Excellent Guess. Wrong, But Excellent
By Benjamin Tomkins
I was on a bulletin board recently where someone actually posted this comment in reference to their texting while
“I’m constantly texting while driving and I havent had an accident yet.”
Wow. Two things. 1. Apparently all that texting has made you forget how to use an apostrophe. Thank you, texting, for making us dumber. 2. If your attitude towards personal risk assessment is “I haven(’)t died yet,” you can rest assured that you will be remedying that state of affairs very, very soon, because you are a complete idiot. That’s why I hate little maxims like “whatever doesn’t kill you makes you stronger.” (Big toothy grin.) What complete crap. I don’t know about you, but my life experience has taught me that anything that doesn’t kill you will burn you over 90 percent of your body and put you in a wheelchair for the rest of your life. That’s why I don’t do a lot of stuff. But I suppose they have to give a Darwin Award to somebody, right? Why not you?
Listen, I’ve seen the statistics about how many accidents are caused by texting and the number of seconds your eyes are off the road when you text. I get it. I completely understand why the legislature was compelled to act and ban texting while driving. It’s natural to see people hurting themselves and others and want to stop that from happening. However, I think if the legislature would have taken a second to look around at places like Denver where texting bans are already in place, they might have realized that banning texting and driving is pointless because it’s virtually impossible to enforce.

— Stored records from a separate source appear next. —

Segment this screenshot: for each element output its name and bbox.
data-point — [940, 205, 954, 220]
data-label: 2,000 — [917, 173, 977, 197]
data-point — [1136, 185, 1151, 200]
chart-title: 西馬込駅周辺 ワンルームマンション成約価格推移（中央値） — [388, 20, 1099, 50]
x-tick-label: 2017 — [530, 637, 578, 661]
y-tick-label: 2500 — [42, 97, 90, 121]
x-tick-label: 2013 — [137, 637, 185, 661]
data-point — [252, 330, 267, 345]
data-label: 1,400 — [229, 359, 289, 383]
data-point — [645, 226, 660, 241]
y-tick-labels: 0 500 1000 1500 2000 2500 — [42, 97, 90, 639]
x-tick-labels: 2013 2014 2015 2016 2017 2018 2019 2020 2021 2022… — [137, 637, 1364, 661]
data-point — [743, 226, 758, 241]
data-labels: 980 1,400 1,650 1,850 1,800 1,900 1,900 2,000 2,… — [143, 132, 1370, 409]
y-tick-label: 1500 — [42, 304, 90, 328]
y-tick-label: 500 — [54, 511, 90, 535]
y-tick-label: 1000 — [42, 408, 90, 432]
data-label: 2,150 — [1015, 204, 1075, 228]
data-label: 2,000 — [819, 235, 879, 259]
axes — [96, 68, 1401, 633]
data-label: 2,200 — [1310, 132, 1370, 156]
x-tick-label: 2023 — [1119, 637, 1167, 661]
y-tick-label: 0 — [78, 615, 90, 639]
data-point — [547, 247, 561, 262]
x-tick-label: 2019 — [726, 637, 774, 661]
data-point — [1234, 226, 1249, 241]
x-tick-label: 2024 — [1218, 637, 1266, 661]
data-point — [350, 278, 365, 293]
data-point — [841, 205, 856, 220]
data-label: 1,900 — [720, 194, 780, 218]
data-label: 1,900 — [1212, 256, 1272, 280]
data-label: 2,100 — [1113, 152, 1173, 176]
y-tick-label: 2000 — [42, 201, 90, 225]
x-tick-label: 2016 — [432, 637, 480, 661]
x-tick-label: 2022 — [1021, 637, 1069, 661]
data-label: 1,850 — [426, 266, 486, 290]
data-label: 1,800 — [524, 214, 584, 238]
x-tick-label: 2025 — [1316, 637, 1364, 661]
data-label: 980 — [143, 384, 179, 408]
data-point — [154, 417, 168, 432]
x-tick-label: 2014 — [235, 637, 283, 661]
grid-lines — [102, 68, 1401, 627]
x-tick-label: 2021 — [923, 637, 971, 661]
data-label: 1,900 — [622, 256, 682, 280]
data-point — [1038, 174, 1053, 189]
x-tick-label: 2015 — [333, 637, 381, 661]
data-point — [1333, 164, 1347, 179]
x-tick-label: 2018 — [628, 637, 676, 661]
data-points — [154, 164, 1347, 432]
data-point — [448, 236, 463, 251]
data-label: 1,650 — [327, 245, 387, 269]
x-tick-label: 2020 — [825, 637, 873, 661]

See, the whole point of making something illegal is to create a deterrent for people engaging in the activity. For instance, if you get caught speeding you get a ticket. You can’t stop everyone from doing it, but you can make them think twice because they have to pay a fine, and that’s a start. However, the difference between texting and speeding is that there is no radar gun for texting. It’s up to the judgment of the officer to decide who’s texting and who’s legally watching the entire fourth season of Dexter. Which I probably am. But as you can imagine, drawing this distinction at 70 mph is somewhat problematic. Well, as it turns out, the city of Denver has been running this little texting ban experiment for about a year, and I called a station and asked an officer what the criteria for writing a texting ticket are.

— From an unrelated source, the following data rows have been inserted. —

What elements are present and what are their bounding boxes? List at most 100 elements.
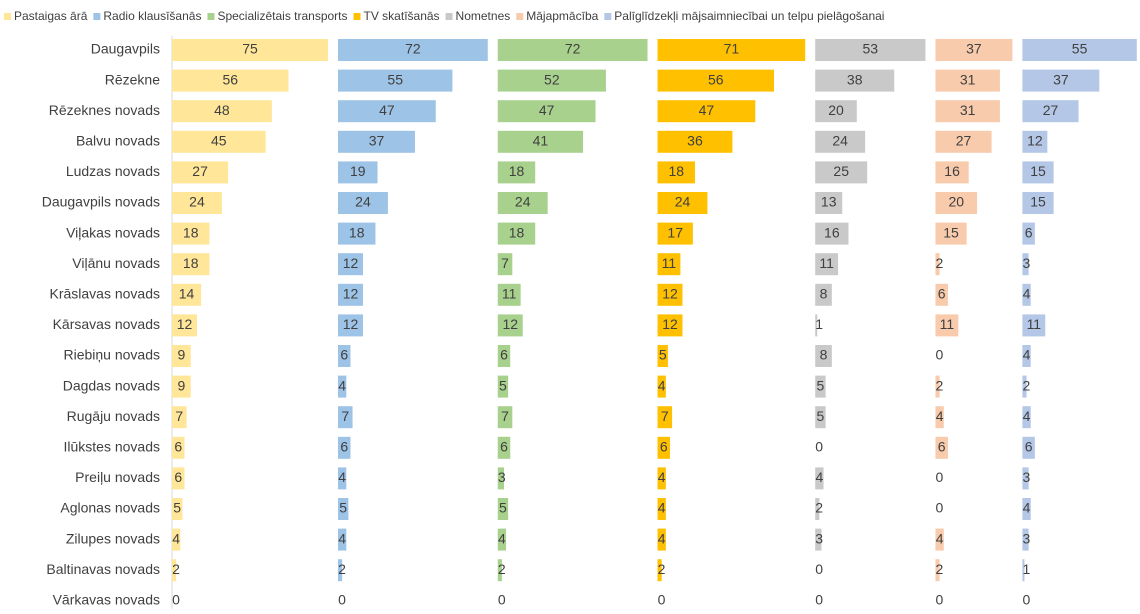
value-label: 6 (174, 439, 182, 455)
value-label: 52 (544, 71, 560, 87)
legend-label: TV skatīšanās (364, 9, 440, 23)
value-label: 12 (343, 316, 359, 332)
value-label: 0 (936, 347, 944, 363)
bar (935, 192, 978, 214)
bar (657, 375, 666, 398)
value-label: 24 (355, 194, 371, 210)
value-label: 4 (338, 377, 346, 393)
bar (815, 467, 824, 490)
value-label: 12 (177, 316, 193, 332)
value-label: 4 (1023, 500, 1031, 516)
bar (1022, 406, 1031, 429)
value-label: 12 (662, 316, 678, 332)
legend-label: Mājapmācība (526, 9, 598, 23)
bar (1022, 436, 1035, 459)
value-label: 4 (498, 530, 506, 546)
value-label: 24 (675, 194, 691, 210)
bar (935, 406, 944, 429)
value-label: 4 (1023, 286, 1031, 302)
bar (815, 253, 839, 276)
bar (657, 100, 756, 123)
value-label: 2 (658, 561, 666, 577)
bar (657, 39, 806, 61)
value-label: 37 (966, 41, 982, 57)
value-label: 7 (341, 408, 349, 424)
category-label: Baltinavas novads (46, 561, 160, 577)
bar (338, 161, 378, 184)
bar (1022, 130, 1048, 153)
bar (338, 222, 376, 245)
bar (1022, 192, 1054, 214)
category-label: Zilupes novads (66, 530, 160, 546)
value-label: 20 (948, 194, 964, 210)
bar (657, 559, 662, 582)
value-label: 0 (936, 592, 944, 608)
bar (338, 528, 347, 551)
legend-swatch (353, 13, 361, 20)
bar (497, 161, 536, 184)
value-label: 12 (343, 255, 359, 271)
value-label: 13 (821, 194, 837, 210)
value-label: 3 (1023, 530, 1031, 546)
category-label: Dagdas novads (63, 377, 160, 393)
bar (172, 283, 202, 306)
value-label: 0 (815, 592, 823, 608)
legend-label: Pastaigas ārā (14, 9, 88, 23)
value-label: 47 (539, 102, 555, 118)
value-label: 4 (658, 530, 666, 546)
value-label: 72 (565, 41, 581, 57)
value-label: 12 (502, 316, 518, 332)
category-label: Rēzeknes novads (49, 102, 160, 118)
bar (815, 283, 832, 306)
legend-swatch (516, 13, 524, 20)
bar (815, 161, 868, 184)
value-label: 2 (1023, 377, 1031, 393)
bar (338, 436, 351, 459)
value-label: 11 (819, 255, 834, 271)
value-label: 5 (817, 377, 825, 393)
bar (1022, 314, 1046, 337)
bar (657, 528, 666, 551)
category-label: Aglonas novads (60, 500, 160, 516)
bar (172, 192, 222, 214)
category-label: Rēzekne (105, 71, 160, 87)
value-label: 6 (340, 439, 348, 455)
bar (657, 69, 774, 92)
legend-swatch (207, 13, 215, 20)
bar (172, 528, 181, 551)
bar (815, 528, 822, 551)
value-label: 2 (338, 561, 346, 577)
bar (935, 161, 969, 184)
category-label: Krāslavas novads (49, 286, 160, 302)
value-label: 72 (405, 41, 421, 57)
category-label: Ilūkstes novads (64, 439, 161, 455)
bar (815, 130, 866, 153)
value-label: 5 (173, 500, 181, 516)
value-label: 27 (1043, 102, 1059, 118)
category-label: Viļānu novads (72, 255, 160, 271)
value-label: 27 (956, 133, 972, 149)
value-label: 14 (179, 286, 195, 302)
bar (1022, 559, 1025, 582)
value-label: 12 (662, 286, 678, 302)
legend-label: Nometnes (456, 9, 511, 23)
value-label: 0 (815, 561, 823, 577)
value-label: 18 (509, 163, 525, 179)
value-label: 5 (817, 408, 825, 424)
value-label: 3 (815, 530, 823, 546)
value-label: 4 (1023, 408, 1031, 424)
bar (657, 161, 695, 184)
bar (657, 253, 681, 276)
bar (497, 192, 548, 214)
bar (935, 253, 940, 276)
value-label: 0 (936, 469, 944, 485)
category-label: Rugāju novads (67, 408, 160, 424)
bar (338, 39, 488, 61)
category-label: Viļakas novads (66, 224, 160, 240)
bar (657, 345, 668, 367)
value-label: 4 (815, 469, 823, 485)
bar (497, 283, 521, 306)
bar (172, 559, 177, 582)
bar (935, 528, 944, 551)
value-label: 0 (936, 500, 944, 516)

The police officer I spoke to said that he’d never written a ticket for texting and didn’t know of anyone who had. When I asked him why, he told me that, oddly enough, it’s because it’s almost impossible to tell what someone is doing with a phone at any given time. So I asked him what his personal criteria are for writing a ticket for texting, and he said would only do so if they were doing something profoundly stupid like “texting while sitting at a red light next in the car next to me.”

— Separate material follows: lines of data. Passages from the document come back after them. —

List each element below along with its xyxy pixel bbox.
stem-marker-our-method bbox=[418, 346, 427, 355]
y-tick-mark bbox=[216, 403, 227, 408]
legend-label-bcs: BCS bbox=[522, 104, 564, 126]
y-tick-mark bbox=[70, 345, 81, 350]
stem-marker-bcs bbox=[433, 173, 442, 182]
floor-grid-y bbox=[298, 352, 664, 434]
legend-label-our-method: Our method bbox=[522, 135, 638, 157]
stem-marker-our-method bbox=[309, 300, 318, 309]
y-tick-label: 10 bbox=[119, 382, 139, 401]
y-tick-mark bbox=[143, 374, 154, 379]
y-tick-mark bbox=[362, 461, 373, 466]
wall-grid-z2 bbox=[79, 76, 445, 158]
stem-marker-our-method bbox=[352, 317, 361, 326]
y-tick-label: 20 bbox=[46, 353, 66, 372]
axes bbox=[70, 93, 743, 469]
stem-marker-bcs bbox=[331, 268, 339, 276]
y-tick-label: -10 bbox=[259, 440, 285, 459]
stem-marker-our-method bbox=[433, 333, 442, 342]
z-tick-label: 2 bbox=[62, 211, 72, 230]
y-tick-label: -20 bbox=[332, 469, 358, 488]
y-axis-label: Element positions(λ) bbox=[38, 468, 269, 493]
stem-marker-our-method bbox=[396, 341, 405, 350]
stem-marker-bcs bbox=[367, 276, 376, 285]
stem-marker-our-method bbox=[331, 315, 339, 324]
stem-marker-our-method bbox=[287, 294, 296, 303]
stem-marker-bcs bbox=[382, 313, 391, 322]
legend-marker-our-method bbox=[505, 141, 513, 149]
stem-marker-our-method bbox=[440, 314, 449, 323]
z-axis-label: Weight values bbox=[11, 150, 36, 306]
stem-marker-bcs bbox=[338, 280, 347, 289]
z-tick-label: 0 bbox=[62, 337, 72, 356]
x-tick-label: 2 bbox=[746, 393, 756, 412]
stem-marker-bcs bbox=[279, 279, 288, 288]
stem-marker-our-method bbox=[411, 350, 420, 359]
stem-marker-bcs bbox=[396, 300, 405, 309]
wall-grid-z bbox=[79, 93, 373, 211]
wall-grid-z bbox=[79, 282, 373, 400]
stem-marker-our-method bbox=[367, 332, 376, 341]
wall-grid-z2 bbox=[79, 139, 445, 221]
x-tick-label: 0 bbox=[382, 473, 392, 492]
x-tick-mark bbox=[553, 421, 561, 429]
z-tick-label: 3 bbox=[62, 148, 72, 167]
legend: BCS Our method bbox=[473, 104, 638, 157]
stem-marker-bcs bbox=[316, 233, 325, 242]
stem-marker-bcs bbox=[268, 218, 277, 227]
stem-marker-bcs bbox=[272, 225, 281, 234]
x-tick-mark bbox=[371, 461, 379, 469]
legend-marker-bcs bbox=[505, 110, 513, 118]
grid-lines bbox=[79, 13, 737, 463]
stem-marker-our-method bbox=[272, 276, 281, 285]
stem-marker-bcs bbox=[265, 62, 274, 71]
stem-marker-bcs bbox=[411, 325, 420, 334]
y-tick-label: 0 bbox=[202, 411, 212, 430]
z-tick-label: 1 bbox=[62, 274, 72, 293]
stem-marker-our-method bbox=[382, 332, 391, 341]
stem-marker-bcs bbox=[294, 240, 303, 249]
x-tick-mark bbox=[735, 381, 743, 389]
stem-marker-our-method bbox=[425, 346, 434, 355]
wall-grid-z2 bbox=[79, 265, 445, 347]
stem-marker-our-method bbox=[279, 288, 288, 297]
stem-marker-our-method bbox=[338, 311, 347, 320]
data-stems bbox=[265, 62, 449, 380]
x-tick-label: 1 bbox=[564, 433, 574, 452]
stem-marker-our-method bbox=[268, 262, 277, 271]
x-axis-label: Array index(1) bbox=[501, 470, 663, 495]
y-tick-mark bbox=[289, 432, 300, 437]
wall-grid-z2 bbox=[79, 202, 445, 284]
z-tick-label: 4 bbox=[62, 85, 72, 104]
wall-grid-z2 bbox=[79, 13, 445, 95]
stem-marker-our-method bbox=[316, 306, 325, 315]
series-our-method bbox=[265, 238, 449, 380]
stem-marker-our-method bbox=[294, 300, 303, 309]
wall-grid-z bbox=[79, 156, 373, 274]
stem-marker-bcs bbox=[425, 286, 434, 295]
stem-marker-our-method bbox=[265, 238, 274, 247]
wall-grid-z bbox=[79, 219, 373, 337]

At this point he directed me to the records secretary for the Denver police from whom I could get the actual number of tickets written for the city. So I called her up, and she laughed and said that they didn’t have exact figures because the data hadn’t been compiled yet, but she assured me that the number of tickets written was
ridiculously low. I asked her why this was the case and she said, and I’m quoting her independently of that other police officer, that in order to get a ticket for texting you’d have to be doing something profoundly stupid like “texting while sitting at a red light next to a police officer.”
That law is not effective, so it desperately begs the question, if a law can’t practically be enforced, why would you pass it? It’s not enough to write a law simply to address a problem. A good law must improve society AND be functional. In other words, if you enact a law that police officers have no hope of enforcing, you haven’t really changed the practical outcome of the situation. And as much as I hate to say this, and as much as I like doing it myself, I think the only realistic way to ban text messaging effectively is to do what California did and ban using your cell phone in the car. That’s eminently enforceable, because it requires zero interpretation to write that ticket. If the phone’s up to your ear, you’re guilty. Yes, that solution is unpopular, but if you are really committed to solving the texting problem that’s about the only viable solution, I’m afraid.
Benjamin Tomkins is a violinist, teacher, journalist and critically acclaimed composer currently living in Denver, CO. He hates stupidity, and generally believes that the volume of one’s voice is inversely proportional to one’s knowledge of an issue.